Je le précise avant que l'on y songe à ma place : non, ce n'est pas par provocation ni par esprit de contradiction, par manque de « solidarité » ou parce que je prends parti que j'ai choisi un auteur russe. Ça aurait pu, mais non. C'est un pur hasard : j'avais acheté le livre début janvier. Cependant, je dois bien reconnaître une chose : je me sens plus proche d'un lecteur ou d'un écrivain russe que de mon propre voisin, en quoi l'appartenance à une nation, à une langue, à une histoire commune m'importe moins que ce goût de l'effort en art.
Dois-je écrire que ce roman est prodigieux, quand des millions de lecteurs ont dû le penser et le dire avant moi ? C'est environ une évidence. Si cette œuvre est écrasante, ce n'est pas d'inintelligibilité mais bien de maîtrise de la littérature à tous les niveaux. Elle est magistrale tant en écriture qu'en psychologie humaine, ce qui revient au même ou le devrait. On ne fabrique un bon roman que dans la vraisemblance psychologique.

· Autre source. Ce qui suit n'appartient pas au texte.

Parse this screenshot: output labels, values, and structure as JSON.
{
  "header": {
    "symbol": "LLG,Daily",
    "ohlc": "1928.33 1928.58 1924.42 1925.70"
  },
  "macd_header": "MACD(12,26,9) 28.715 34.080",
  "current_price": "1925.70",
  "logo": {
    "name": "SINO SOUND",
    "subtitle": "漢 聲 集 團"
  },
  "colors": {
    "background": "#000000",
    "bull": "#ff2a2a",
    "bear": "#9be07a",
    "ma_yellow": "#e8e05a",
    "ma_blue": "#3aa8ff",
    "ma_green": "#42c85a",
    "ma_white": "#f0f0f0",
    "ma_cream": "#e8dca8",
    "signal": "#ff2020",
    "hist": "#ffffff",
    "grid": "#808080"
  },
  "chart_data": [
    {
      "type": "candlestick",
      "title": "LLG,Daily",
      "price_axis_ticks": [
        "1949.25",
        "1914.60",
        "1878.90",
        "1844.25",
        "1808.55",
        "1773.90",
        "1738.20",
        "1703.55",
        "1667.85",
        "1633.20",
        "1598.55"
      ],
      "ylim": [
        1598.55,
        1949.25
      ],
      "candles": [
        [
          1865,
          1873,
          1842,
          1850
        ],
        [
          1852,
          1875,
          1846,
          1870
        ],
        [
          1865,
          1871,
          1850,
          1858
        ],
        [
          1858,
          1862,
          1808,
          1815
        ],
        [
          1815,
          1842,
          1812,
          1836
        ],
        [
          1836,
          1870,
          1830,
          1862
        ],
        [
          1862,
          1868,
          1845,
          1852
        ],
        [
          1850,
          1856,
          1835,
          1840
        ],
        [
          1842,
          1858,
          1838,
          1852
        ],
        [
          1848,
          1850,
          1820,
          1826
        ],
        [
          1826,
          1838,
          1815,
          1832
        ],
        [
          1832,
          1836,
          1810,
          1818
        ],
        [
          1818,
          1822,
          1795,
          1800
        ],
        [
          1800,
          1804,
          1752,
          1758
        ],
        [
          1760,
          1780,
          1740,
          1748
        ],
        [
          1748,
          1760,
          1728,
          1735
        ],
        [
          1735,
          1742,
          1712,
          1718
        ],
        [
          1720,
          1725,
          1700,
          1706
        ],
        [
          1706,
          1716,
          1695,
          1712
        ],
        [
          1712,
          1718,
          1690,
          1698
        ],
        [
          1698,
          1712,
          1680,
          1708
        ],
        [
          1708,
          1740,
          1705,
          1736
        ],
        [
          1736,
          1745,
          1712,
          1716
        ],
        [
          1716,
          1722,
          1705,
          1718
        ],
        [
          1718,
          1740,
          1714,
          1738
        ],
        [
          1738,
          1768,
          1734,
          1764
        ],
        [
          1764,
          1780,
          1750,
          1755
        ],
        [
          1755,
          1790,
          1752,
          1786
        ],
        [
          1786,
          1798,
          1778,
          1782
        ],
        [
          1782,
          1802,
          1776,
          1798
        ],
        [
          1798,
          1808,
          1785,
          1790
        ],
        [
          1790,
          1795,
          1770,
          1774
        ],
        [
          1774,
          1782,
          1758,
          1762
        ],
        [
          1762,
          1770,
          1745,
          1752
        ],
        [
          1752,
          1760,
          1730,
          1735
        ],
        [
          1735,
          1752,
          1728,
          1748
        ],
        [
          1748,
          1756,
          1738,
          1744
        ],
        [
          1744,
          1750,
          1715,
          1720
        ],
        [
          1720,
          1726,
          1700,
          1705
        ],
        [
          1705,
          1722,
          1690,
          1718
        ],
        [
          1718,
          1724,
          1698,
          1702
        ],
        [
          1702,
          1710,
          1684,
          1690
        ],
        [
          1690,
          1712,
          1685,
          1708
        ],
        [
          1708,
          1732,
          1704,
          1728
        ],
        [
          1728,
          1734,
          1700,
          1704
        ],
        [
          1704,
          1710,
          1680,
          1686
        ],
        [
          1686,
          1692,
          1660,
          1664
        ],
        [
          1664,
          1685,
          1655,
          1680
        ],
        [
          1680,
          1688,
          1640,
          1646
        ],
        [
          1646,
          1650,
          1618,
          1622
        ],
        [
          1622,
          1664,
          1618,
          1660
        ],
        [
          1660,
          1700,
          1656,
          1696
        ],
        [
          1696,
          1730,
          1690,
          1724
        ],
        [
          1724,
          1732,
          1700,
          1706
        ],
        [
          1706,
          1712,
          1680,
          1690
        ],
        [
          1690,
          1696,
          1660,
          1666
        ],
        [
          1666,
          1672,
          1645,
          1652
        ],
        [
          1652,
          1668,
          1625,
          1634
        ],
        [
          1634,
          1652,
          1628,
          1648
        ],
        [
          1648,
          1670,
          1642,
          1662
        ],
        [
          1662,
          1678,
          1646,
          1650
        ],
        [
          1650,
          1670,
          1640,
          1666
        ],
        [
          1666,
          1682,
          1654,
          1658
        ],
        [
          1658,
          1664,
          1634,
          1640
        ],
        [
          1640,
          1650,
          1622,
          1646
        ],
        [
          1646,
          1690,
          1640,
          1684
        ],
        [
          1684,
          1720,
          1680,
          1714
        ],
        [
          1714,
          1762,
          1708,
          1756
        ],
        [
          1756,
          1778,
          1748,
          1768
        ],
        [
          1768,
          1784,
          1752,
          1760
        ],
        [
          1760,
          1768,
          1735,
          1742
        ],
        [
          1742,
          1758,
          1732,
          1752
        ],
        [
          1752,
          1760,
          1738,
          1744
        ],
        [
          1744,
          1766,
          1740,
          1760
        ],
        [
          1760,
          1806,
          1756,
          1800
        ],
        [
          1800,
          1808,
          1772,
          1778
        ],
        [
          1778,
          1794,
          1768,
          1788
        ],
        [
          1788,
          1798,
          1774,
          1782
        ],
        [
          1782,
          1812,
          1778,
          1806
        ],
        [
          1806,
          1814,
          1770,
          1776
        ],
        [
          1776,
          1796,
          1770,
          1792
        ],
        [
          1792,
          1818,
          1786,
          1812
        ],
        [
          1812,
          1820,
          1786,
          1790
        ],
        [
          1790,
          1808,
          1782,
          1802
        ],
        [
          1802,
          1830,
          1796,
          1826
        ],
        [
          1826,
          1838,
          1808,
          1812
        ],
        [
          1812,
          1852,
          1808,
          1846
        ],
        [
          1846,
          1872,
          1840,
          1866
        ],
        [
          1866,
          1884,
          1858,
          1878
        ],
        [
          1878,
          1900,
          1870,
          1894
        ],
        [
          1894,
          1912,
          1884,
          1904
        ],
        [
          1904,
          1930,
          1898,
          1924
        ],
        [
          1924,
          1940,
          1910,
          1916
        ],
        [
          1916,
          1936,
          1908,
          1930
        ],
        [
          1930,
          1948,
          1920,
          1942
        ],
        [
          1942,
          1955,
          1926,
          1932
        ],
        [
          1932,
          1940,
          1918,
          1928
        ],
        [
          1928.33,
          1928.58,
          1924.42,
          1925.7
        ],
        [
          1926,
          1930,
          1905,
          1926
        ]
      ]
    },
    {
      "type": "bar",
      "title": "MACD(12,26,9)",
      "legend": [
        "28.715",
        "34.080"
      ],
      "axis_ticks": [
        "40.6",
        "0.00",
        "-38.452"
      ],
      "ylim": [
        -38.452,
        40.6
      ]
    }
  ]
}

Toutes les vies humaines ont-elles la même valeur ? Toutes en ont-elles une, de valeur ? Aliona Ivanova, prêteuse sur gage, est perçue comme un parasite sous l'apparence d'une vieille femme. Comment quiconque, selon le portrait que le narrateur dresse d'elle, pourrait s'indigner qu'un jeune homme puissant et intelligent la tue ? À qui manquerait-elle, puisque tous la détestent, puisqu'elle a bâti sa fortune sur la misère des autres ? Ce ne serait peut-être que justice de la tuer, finalement. Cela rétablirait un équilibre, au moins financier, si l'assassin la volait au surplus. Voilà à quoi pense un ancien étudiant seul et sans le sou. Et c'est à peine une pensée cupide en premier lieu. Il s'agirait plutôt de l'intervention d'un homme supérieur se sentant capable de supplanter Dieu, qui fait mal les choses visiblement. Un meurtre est moralement tolérable, surtout le meurtre d'une détestée usurière, s'il conduit à l'amélioration de la condition de quelqu'un qui lui est supérieur. Un grand homme a le droit, et peut-être même le devoir, de tuer si le meurtre lui est profitable, s'il sert sa grandeur et son élévation. Voilà comment pense Rodion Romanovitch Raskolnikov, tombé dans l'extrême pauvreté au point de ne plus pouvoir poursuivre ses études, voilà aussi pourquoi il a un portrait de Napoléon dans son misérable réduit. Est-ce que Napoléon s'est empêché de tuer pour devenir Napoléon ? Raskolnikov ne se sent-il pas une âme de grand homme ? Il en a déjà la résolution et la froideur, ainsi que l'amoralité. Pourquoi ne pas tuer la vieille ? Il y a deux catégories d'hommes sur terre, les soumis et génies, et il se sait appartenir à la seconde, ce qui l'autorise à tuer un être inutile. Résolu par ses idées philosophiques, investi de sa mission de grandeur, il part, muni d'une hache, pour changer son idée en acte. D'ailleurs, c'est à peine un acte à l'origine : c'est un fantasme de tête, une idée qui chemine, une sorte d'utopie, une pensée magique comme celle d'un enfant contrarié qui jure qu'il tuera ses parents parce qu'il est puni. Voilà : s'il y a préméditation, c'est une préméditation de tête, sans plus. Même dans la rue avec la hache cachée sous ses vêtements, il ignore encore qu'il tuera vraiment.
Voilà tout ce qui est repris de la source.